Falconetti in La passion de Jeanne d’Arc with Austrian accordionist Maria Düchler

The Bioscope is unremittingly keen to see new forms of musical accompaniment for silent films, so news of the Akkordeon Festival in Vienna is most welcome. The annual festival is pretty much what you would expect it to be – a festival of accordion music, and quite possibly something of a challenge to the senses were you to attend it in its entirety from 15 February to 23 March 2010. But the festival has assorted strands, and this year one of these is a series of matinees featuring the screening of silent films accompanied by accordionists. Clearly the choice of films has been made to demonstrate the range of the instrument and challenge preconceptions.

On 21 February Buster Keaton in Sherlock Jr. (1924) and Fatty Arbuckle and Keaton in Back Stage (1919) will be accompanied by Sascha Shevchenko on the accordion and Maciej Gloebiowski on clarinet.

On 28 February D.W. Griffith’s Broken Blossoms (1919) will be accompanied by accordionist Christian Bakanic.

On 7 March Carl Th. Dreyer’s La passion de Jeanne d’Arc is accompanied by accordionist Maria Düchler.

On 14 March there is Conrad Veidt in Robert Weine’s Orlacs Hände (1924), accompanied by Stefan Sterzinger on accordion and Franz Schaden bass.

On 21 March there’s Harold Lloyd in Safety Last (1923), with Lothar Lässer accompanying on the accordion.

More information (in German only), including ticket details, can be found on the Akkordeon Festival website.

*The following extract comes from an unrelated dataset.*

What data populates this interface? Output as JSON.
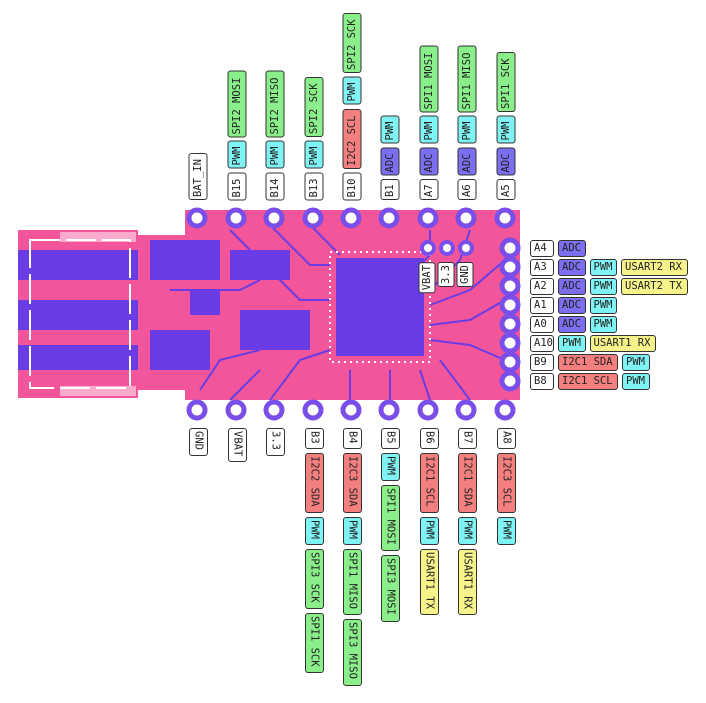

All the silent film screenings take place at the Filmcasino, Margaretenstrasse 78, A-1050, Vienna, Austria.

6 responses

  1. Pingback: Akkordeonfestival mit Stummfilmen « Claus Tieber

  2. It sounds to me like a huge challenge, but I take the festival to be somewhere where accordionists like to stretch themselves (visual pun fully intended). I’m most intrigued by how the austere Passion of Joan of Arc is going to come across accompanied by an instrument I’d usually associate with folk dancing.

  3. As a folk music enthusiast I share your bemusement, but I’m sure it will be wonderful; but I would have thought a film like Maldone (Canal bargee in rural France, main character plays an accordion) would have been more…..obvious, perhaps, but more appropriate??

  4. I suspect that it could be quite interesting. Not enough to send me to Vienna, but enough to make we want to see a silent accompanied by an accordion one day. I was a folk music enthusiast once, then I heard one Planxty album too many, and living in a town (Rochester) where people practice morris dancing in the streets at the slightest opportunity, I have learned to fear what accordions can bring. But listen to what someone like Guy Klucevsek can do, and you have to think differently.